Dairy farmer Guntis Krumins from Kandava district told Panorama that he’s checked the figures and confirmed that he’s selling his milk at 30% below production costs. Whereas in August milk wholesalers were still seeking alternative export markets, at least now the milk is flowing elsewhere out of the country.
“The milk’s going to Lithuania, Poland, some demo cargoes to Belarus, basically it’s getting shipped out of state,” he said.
The farmer receives €0.21 per liter of milk, whereas the price in Europe is €0.40 per liter. Krumins says if the price were at least €0.30 per liter, he would at least be able to make ends meet.
While prices keep dropping, farmers are forced to figure out ways to keep their homestead enterprises in survival mode.
“The cows can’t settle for 30% less feed and farm vehicles won’t run on 30% less fuel,” says Krumins.
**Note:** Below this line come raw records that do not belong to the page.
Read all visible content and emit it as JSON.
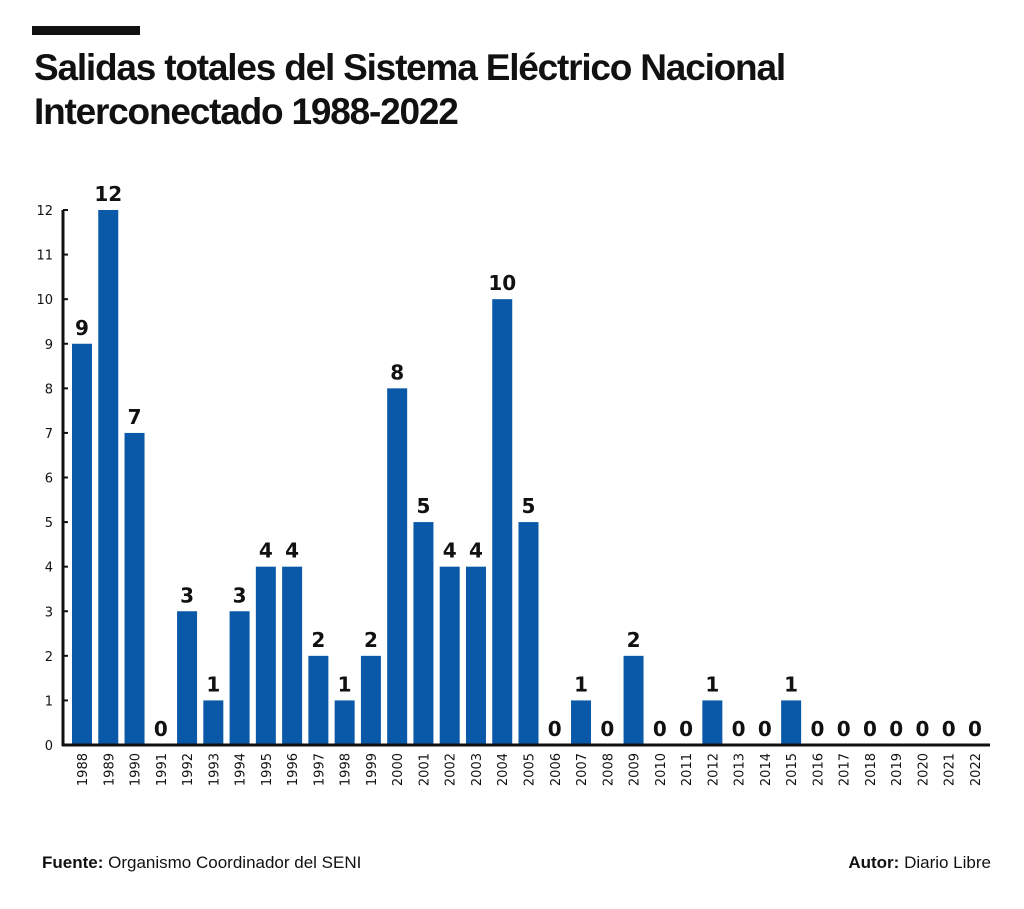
{
  "header": {
    "title_line1": "Salidas totales del Sistema Eléctrico Nacional",
    "title_line2": "Interconectado 1988-2022"
  },
  "footer": {
    "source_label": "Fuente:",
    "source_value": "Organismo Coordinador del SENI",
    "author_label": "Autor:",
    "author_value": "Diario Libre"
  },
  "colors": {
    "bar": "#0a58a8",
    "axis": "#111111",
    "text": "#111111"
  },
  "chart_data": {
    "type": "bar",
    "title": "Salidas totales del Sistema Eléctrico Nacional Interconectado 1988-2022",
    "xlabel": "",
    "ylabel": "",
    "ylim": [
      0,
      12
    ],
    "yticks": [
      0,
      1,
      2,
      3,
      4,
      5,
      6,
      7,
      8,
      9,
      10,
      11,
      12
    ],
    "grid": false,
    "legend": "none",
    "categories": [
      "1988",
      "1989",
      "1990",
      "1991",
      "1992",
      "1993",
      "1994",
      "1995",
      "1996",
      "1997",
      "1998",
      "1999",
      "2000",
      "2001",
      "2002",
      "2003",
      "2004",
      "2005",
      "2006",
      "2007",
      "2008",
      "2009",
      "2010",
      "2011",
      "2012",
      "2013",
      "2014",
      "2015",
      "2016",
      "2017",
      "2018",
      "2019",
      "2020",
      "2021",
      "2022"
    ],
    "values": [
      9,
      12,
      7,
      0,
      3,
      1,
      3,
      4,
      4,
      2,
      1,
      2,
      8,
      5,
      4,
      4,
      10,
      5,
      0,
      1,
      0,
      2,
      0,
      0,
      1,
      0,
      0,
      1,
      0,
      0,
      0,
      0,
      0,
      0,
      0
    ]
  }
}
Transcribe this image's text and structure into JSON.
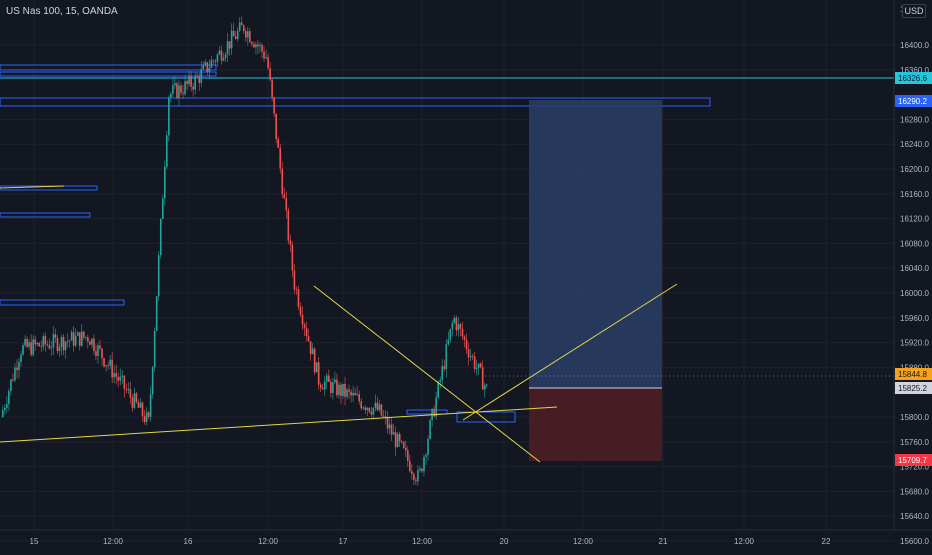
{
  "symbol_title": "US Nas 100, 15, OANDA",
  "currency": "USD",
  "price_axis": {
    "ticks": [
      "16400.0",
      "16360.0",
      "16280.0",
      "16240.0",
      "16200.0",
      "16160.0",
      "16120.0",
      "16080.0",
      "16040.0",
      "16000.0",
      "15960.0",
      "15920.0",
      "15880.0",
      "15800.0",
      "15760.0",
      "15720.0",
      "15680.0",
      "15640.0",
      "15600.0"
    ],
    "top_partial_label": "1…"
  },
  "price_badges": [
    {
      "label": "16326.6",
      "color": "#26c6da",
      "text_color": "#131722"
    },
    {
      "label": "16290.2",
      "color": "#2962ff",
      "text_color": "#ffffff"
    },
    {
      "label": "15844.8",
      "color": "#f7a21b",
      "text_color": "#131722"
    },
    {
      "label": "15825.2",
      "color": "#d1d4dc",
      "text_color": "#131722"
    },
    {
      "label": "15709.7",
      "color": "#f23645",
      "text_color": "#ffffff"
    }
  ],
  "time_axis": [
    "15",
    "12:00",
    "16",
    "12:00",
    "17",
    "12:00",
    "20",
    "12:00",
    "21",
    "12:00",
    "22"
  ],
  "colors": {
    "background": "#131722",
    "grid": "#1e222d",
    "candle_up": "#26a69a",
    "candle_down": "#ef5350",
    "zone_border": "#2962ff",
    "target_zone": "#2a3f66",
    "stop_zone": "#4a1e25",
    "trendline": "#e5d54a",
    "level_line": "#26c6da"
  },
  "chart_data": {
    "type": "candlestick",
    "symbol": "US Nas 100",
    "timeframe": "15",
    "broker": "OANDA",
    "y_range": [
      15590,
      16450
    ],
    "price_path": [
      {
        "t": "15",
        "price": 15800
      },
      {
        "t": "15",
        "price": 15910
      },
      {
        "t": "15 12:00",
        "price": 15930
      },
      {
        "t": "15 12:00",
        "price": 15860
      },
      {
        "t": "16",
        "price": 15790
      },
      {
        "t": "16",
        "price": 16320
      },
      {
        "t": "16",
        "price": 16340
      },
      {
        "t": "16 12:00",
        "price": 16430
      },
      {
        "t": "16 12:00",
        "price": 16380
      },
      {
        "t": "17",
        "price": 16020
      },
      {
        "t": "17",
        "price": 15860
      },
      {
        "t": "17 12:00",
        "price": 15810
      },
      {
        "t": "17 12:00",
        "price": 15700
      },
      {
        "t": "17 12:00",
        "price": 15960
      },
      {
        "t": "20",
        "price": 15844.8
      }
    ],
    "levels": [
      {
        "name": "16326.6",
        "price": 16326.6
      },
      {
        "name": "16290.2",
        "price": 16290.2
      },
      {
        "name": "15844.8",
        "price": 15844.8
      },
      {
        "name": "15825.2",
        "price": 15825.2
      },
      {
        "name": "15709.7",
        "price": 15709.7
      }
    ],
    "position": {
      "entry": 15825.2,
      "target": 16290.2,
      "stop": 15709.7
    }
  }
}
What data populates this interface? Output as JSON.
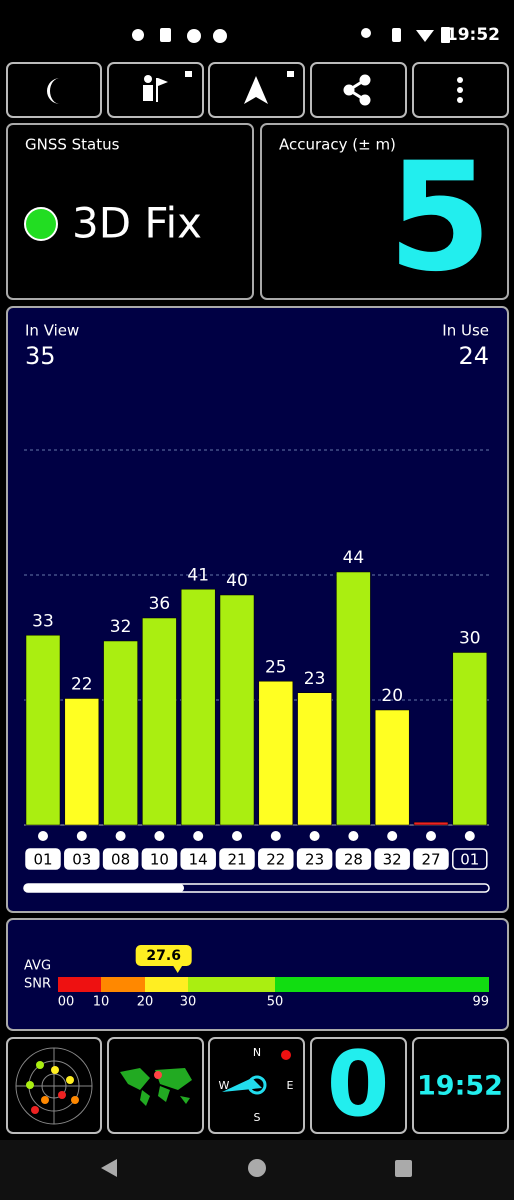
{
  "status_bar": {
    "time": "19:52"
  },
  "gnss_status": {
    "title": "GNSS Status",
    "value": "3D Fix"
  },
  "accuracy": {
    "title": "Accuracy (± m)",
    "value": "5"
  },
  "satellites": {
    "in_view_label": "In View",
    "in_view": "35",
    "in_use_label": "In Use",
    "in_use": "24",
    "snr": {
      "prns": [
        "01",
        "03",
        "08",
        "10",
        "14",
        "21",
        "22",
        "23",
        "28",
        "32",
        "27",
        "01"
      ],
      "values": [
        33,
        22,
        32,
        36,
        41,
        40,
        25,
        23,
        44,
        20,
        0.5,
        30
      ],
      "value_labels": [
        "33",
        "22",
        "32",
        "36",
        "41",
        "40",
        "25",
        "23",
        "44",
        "20",
        null,
        "30"
      ],
      "colors": [
        "#aaee11",
        "#ffff22",
        "#aaee11",
        "#aaee11",
        "#aaee11",
        "#aaee11",
        "#ffff22",
        "#ffff22",
        "#aaee11",
        "#ffff22",
        "#ee2222",
        "#aaee11"
      ]
    }
  },
  "avg_snr": {
    "label_top": "AVG",
    "label_bottom": "SNR",
    "value": 27.6,
    "ticks": [
      {
        "value": 0,
        "label": "00"
      },
      10,
      20,
      30,
      50,
      99
    ],
    "segment_colors": [
      "#ee1111",
      "#ff8800",
      "#ffee22",
      "#aaee11",
      "#11dd11"
    ]
  },
  "compass": {
    "north": "N",
    "east": "E",
    "south": "S",
    "west": "W"
  },
  "tile_value": "0",
  "clock": "19:52"
}
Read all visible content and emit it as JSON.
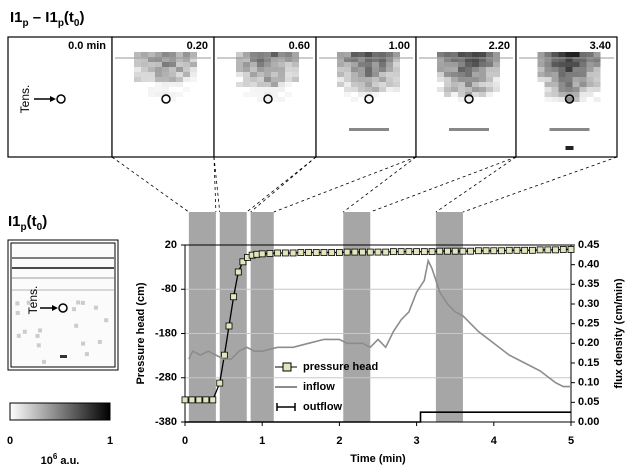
{
  "panel_title": [
    {
      "text": "I1"
    },
    {
      "text": "p",
      "sub": true
    },
    {
      "text": " – I1"
    },
    {
      "text": "p",
      "sub": true
    },
    {
      "text": "(t"
    },
    {
      "text": "0",
      "sub": true
    },
    {
      "text": ")"
    }
  ],
  "snapshots": {
    "labels": [
      "0.0 min",
      "0.20",
      "0.60",
      "1.00",
      "2.20",
      "3.40"
    ],
    "marker_label": "Tens."
  },
  "reference": {
    "title": [
      {
        "text": "I1"
      },
      {
        "text": "p",
        "sub": true
      },
      {
        "text": "(t"
      },
      {
        "text": "0",
        "sub": true
      },
      {
        "text": ")"
      }
    ],
    "marker_label": "Tens."
  },
  "colorbar": {
    "min_label": "0",
    "max_label": "1",
    "unit": [
      {
        "text": "10"
      },
      {
        "text": "6",
        "sup": true
      },
      {
        "text": " a.u."
      }
    ]
  },
  "chart_data": {
    "type": "line",
    "xlabel": "Time (min)",
    "ylabel": "Pressure head (cm)",
    "y2label": "flux density (cm/min)",
    "xlim": [
      0,
      5
    ],
    "xticks": [
      0,
      1,
      2,
      3,
      4,
      5
    ],
    "ylim": [
      -380,
      20
    ],
    "yticks": [
      20,
      -80,
      -180,
      -280,
      -380
    ],
    "y2lim": [
      0,
      0.45
    ],
    "y2ticks": [
      {
        "value": 0,
        "label": "0.00"
      },
      {
        "value": 0.05,
        "label": "0.05"
      },
      {
        "value": 0.1,
        "label": "0.10"
      },
      {
        "value": 0.15,
        "label": "0.15"
      },
      {
        "value": 0.2,
        "label": "0.20"
      },
      {
        "value": 0.25,
        "label": "0.25"
      },
      {
        "value": 0.3,
        "label": "0.30"
      },
      {
        "value": 0.35,
        "label": "0.35"
      },
      {
        "value": 0.4,
        "label": "0.40"
      },
      {
        "value": 0.45,
        "label": "0.45"
      }
    ],
    "grid": true,
    "legend": "lower left",
    "shaded_intervals": [
      [
        0.05,
        0.4
      ],
      [
        0.45,
        0.8
      ],
      [
        0.85,
        1.15
      ],
      [
        2.05,
        2.4
      ],
      [
        3.25,
        3.6
      ]
    ],
    "shade_color": "#a6a6a6",
    "series": [
      {
        "name": "pressure head",
        "color": "#000000",
        "marker": "square",
        "marker_fill": "#e3e6bd",
        "x": [
          0,
          0.09,
          0.18,
          0.27,
          0.36,
          0.45,
          0.51,
          0.57,
          0.63,
          0.69,
          0.75,
          0.81,
          0.87,
          0.93,
          1.0,
          1.1,
          1.2,
          1.3,
          1.4,
          1.5,
          1.6,
          1.7,
          1.8,
          1.9,
          2.0,
          2.1,
          2.2,
          2.3,
          2.4,
          2.5,
          2.6,
          2.7,
          2.8,
          2.9,
          3.0,
          3.1,
          3.2,
          3.3,
          3.4,
          3.5,
          3.6,
          3.7,
          3.8,
          3.9,
          4.0,
          4.1,
          4.2,
          4.3,
          4.4,
          4.5,
          4.6,
          4.7,
          4.8,
          4.9,
          5.0
        ],
        "values": [
          -330,
          -330,
          -330,
          -330,
          -330,
          -292,
          -229,
          -163,
          -97,
          -41,
          -18,
          -8,
          -3,
          -1,
          0,
          1,
          2,
          2,
          2,
          3,
          3,
          3,
          3,
          3,
          3,
          4,
          4,
          4,
          4,
          4,
          4,
          5,
          5,
          5,
          5,
          5,
          5,
          6,
          6,
          6,
          6,
          6,
          7,
          7,
          7,
          7,
          8,
          8,
          8,
          8,
          9,
          9,
          9,
          10,
          10
        ]
      },
      {
        "name": "inflow",
        "color": "#8c8c8c",
        "axis": "y2",
        "x": [
          0.05,
          0.1,
          0.2,
          0.3,
          0.4,
          0.5,
          0.6,
          0.7,
          0.8,
          0.9,
          1.0,
          1.2,
          1.4,
          1.6,
          1.8,
          2.0,
          2.1,
          2.3,
          2.4,
          2.5,
          2.6,
          2.7,
          2.8,
          2.9,
          3.0,
          3.1,
          3.15,
          3.2,
          3.3,
          3.4,
          3.5,
          3.6,
          3.8,
          4.0,
          4.2,
          4.4,
          4.6,
          4.8,
          4.9,
          5.0
        ],
        "values": [
          0.16,
          0.18,
          0.17,
          0.18,
          0.17,
          0.16,
          0.16,
          0.18,
          0.19,
          0.18,
          0.18,
          0.19,
          0.19,
          0.2,
          0.21,
          0.21,
          0.2,
          0.2,
          0.19,
          0.21,
          0.19,
          0.23,
          0.26,
          0.28,
          0.33,
          0.36,
          0.41,
          0.39,
          0.33,
          0.3,
          0.28,
          0.27,
          0.23,
          0.2,
          0.17,
          0.15,
          0.13,
          0.1,
          0.09,
          0.09
        ]
      },
      {
        "name": "outflow",
        "color": "#000000",
        "axis": "y2",
        "marker": "cap",
        "x": [
          0,
          3.05,
          3.05,
          5
        ],
        "values": [
          0,
          0,
          0.025,
          0.025
        ]
      }
    ]
  }
}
Like many of his counterparts around the land, he has had to put on hold improvements to the farm required according to EU regulations. Many of his investments into building new facilities have stopped at the halfway mark, postponed until milk prices can ensure an adequate flow of income again.
Of the €6m allocated by the government to compensate the sector’s hardest hit producers, Krumins has received €4500, all of which was spent on fuel.
The farmer says he is grateful for the support during hard times, but that the compensation cannot come close to covering all of his losses. He suggested the fuel excise tax be waived for the dairy sector as a more effective measure that would be felt sooner than current compensation schemes.
For the time being he is still able to pay his bills, but he knows that nearby farmers are already scheduling appointments at their banks to negotiate postponements in their payment arrangements.
“My colleagues have gone to talk, but the banks’ doors have closed. They don’t trust the (situation with) dairy farmers,” he admits.